A Hero Ain't Nothing but a Sandwich Themes

A Hero Ain't Nothing but a Sandwich Themes

Addiction

The overarching theme of the narrative is the impact of addiction on a life. Benjie starts early and goes straight for the stuff: heroin. The portrait of desperation can be easily applied to the addiction of your choice, however, whether it be alcohol or spending or sex. Everything else in one’s life is subjugated to the necessities required to get that next hit and so Benjie treks along the inevitable cyclical spiraling path from becoming a good kid to lying and stealing and thence to rehab, recovering and falling right back into the abyss all over again.

The Black Experience

It is not simply enough to suggest that this book offers a portrait of the conditions of living in poverty as it is a very unique kind of poverty that is not easily translatable across racial borders, despite what some might have you believe. Appalachian whites may be every bit as impoverished as those living in black ghetto atmosphere like Benjie, but there is a world of difference between the two circumstances. It is not simply a lack of money that is at work making Benjie cynical about the great future for African Americans he keeps hearing about; it is also a long, uninterrupted history of prejudicial thinking at every level Benjie’s world is one which he views as denying not just opportunities in the past to be more than a janitor, but denying opportunities for the future for a black man to be anything more than a janitor thrown the bone of being called a maintenance.
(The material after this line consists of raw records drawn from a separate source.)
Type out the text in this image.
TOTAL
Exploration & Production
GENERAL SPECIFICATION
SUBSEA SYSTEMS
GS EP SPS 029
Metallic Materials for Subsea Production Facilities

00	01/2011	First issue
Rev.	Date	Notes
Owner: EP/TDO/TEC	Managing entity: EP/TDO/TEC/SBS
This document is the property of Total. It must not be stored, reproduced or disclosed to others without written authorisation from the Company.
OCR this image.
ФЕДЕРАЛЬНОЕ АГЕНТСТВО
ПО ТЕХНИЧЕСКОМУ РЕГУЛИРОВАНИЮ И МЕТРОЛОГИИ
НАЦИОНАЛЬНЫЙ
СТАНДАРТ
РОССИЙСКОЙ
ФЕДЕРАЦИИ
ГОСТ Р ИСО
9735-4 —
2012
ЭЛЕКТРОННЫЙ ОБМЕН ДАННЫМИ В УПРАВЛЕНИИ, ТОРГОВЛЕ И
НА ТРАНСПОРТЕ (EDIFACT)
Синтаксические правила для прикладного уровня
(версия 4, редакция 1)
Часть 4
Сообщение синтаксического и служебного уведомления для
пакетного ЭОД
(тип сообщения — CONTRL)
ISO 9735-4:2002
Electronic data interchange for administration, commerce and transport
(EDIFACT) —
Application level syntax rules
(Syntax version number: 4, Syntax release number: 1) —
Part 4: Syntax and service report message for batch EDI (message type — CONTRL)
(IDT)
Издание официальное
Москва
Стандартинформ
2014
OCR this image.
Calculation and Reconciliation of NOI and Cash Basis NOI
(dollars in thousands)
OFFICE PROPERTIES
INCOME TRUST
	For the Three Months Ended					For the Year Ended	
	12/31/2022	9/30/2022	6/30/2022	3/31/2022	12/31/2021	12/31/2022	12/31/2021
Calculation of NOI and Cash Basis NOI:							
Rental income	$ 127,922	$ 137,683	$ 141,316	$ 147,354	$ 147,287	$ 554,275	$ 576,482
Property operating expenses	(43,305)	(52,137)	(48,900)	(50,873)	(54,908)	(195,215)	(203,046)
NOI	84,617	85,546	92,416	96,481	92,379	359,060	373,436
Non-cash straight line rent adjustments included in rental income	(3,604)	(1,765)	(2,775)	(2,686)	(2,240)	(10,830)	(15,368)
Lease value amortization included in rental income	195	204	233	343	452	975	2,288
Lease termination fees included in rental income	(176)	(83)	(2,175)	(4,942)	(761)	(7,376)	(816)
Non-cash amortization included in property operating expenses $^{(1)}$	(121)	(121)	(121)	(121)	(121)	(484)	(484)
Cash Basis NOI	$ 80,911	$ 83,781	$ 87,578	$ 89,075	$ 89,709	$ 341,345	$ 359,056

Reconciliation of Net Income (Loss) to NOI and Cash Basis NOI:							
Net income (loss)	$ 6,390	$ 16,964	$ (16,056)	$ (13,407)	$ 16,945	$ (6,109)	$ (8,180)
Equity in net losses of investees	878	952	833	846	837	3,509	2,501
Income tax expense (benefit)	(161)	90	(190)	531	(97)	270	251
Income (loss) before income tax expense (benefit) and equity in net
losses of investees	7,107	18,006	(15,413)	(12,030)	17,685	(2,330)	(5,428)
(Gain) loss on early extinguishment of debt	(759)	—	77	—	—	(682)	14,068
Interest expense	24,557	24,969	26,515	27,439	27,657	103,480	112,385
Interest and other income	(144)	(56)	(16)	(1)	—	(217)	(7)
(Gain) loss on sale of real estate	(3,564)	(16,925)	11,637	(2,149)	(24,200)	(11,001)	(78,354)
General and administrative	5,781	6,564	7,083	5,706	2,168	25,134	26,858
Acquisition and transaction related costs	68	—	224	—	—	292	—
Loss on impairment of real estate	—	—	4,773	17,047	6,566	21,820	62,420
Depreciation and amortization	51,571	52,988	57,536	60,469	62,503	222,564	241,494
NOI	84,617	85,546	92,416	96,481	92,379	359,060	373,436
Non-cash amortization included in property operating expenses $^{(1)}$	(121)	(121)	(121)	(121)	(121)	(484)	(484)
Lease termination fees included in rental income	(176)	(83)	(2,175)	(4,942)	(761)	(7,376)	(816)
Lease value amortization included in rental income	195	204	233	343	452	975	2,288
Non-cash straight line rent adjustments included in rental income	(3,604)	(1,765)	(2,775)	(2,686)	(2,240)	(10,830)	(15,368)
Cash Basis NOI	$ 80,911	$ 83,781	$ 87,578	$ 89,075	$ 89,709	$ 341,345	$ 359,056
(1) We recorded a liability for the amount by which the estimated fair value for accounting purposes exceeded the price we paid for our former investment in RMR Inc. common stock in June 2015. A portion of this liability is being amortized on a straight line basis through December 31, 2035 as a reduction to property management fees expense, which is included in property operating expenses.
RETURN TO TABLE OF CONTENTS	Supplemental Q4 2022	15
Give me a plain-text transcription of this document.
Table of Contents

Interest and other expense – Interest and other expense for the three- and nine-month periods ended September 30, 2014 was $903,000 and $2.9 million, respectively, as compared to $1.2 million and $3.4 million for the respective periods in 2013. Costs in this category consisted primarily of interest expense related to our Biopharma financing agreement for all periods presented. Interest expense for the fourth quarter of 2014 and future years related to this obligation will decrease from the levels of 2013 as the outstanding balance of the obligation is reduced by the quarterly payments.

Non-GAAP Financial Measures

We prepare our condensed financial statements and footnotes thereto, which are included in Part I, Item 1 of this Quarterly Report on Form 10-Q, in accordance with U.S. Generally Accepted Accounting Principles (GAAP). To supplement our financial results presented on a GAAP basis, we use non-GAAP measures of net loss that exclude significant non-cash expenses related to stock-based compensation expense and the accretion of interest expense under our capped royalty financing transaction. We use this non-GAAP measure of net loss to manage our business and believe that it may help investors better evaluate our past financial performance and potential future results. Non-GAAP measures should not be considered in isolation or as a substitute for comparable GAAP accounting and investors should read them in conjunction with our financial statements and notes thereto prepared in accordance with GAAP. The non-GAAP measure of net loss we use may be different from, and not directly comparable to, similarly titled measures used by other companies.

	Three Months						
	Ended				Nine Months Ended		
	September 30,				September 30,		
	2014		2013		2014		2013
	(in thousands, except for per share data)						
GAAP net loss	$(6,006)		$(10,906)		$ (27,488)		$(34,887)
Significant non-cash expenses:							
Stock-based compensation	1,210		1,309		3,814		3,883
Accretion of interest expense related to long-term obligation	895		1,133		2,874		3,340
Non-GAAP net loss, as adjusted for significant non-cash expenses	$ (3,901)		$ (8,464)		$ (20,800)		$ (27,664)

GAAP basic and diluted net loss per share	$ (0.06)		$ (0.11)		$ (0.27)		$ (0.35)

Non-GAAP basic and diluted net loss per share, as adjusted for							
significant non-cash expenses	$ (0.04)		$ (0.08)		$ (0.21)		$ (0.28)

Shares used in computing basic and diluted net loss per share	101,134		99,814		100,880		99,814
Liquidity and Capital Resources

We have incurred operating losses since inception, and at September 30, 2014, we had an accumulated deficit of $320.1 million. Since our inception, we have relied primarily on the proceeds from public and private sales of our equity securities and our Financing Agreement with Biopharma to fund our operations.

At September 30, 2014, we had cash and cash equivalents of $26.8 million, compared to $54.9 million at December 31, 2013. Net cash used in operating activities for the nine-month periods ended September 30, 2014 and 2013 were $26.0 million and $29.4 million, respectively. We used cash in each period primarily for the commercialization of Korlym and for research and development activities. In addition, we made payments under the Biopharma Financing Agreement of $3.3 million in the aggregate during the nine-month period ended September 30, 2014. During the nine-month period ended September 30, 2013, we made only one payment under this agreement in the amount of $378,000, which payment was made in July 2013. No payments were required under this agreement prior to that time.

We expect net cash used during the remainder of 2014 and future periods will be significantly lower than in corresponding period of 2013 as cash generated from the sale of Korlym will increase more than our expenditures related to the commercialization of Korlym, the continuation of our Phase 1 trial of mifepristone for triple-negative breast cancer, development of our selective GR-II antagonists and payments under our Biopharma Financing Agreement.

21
Words change in Benjie’s world but the facts remain the same.

A Hero Ain’t Just a Sandwich

The title of the book is applicable to the thematic issue of the relation of words to meaning. Benjie has given up on the idea of heroism existing in his world because what the rest of world has constituted as a hero cannot be reconciled with his own world. What is taught in school impacts students in ways that administrators and curriculum advisors often do not understand. To see a portrait of George Washington hanging in a classroom automatically brings to mind words like “Father of his Country” to many if not most, but it can also automatically bring to mind words like “slaveowner” to a different set of students. The characters of Nigeria Greene and Bernard Cohen are at the center of the exploration of the theme of what makes a hero by virtue of their debate academic debate with the point being that proposing a certain limited standard for what defines a hero in the minds of children sets a standard that is untenable in the real world of them all, not just in the world of Benjie.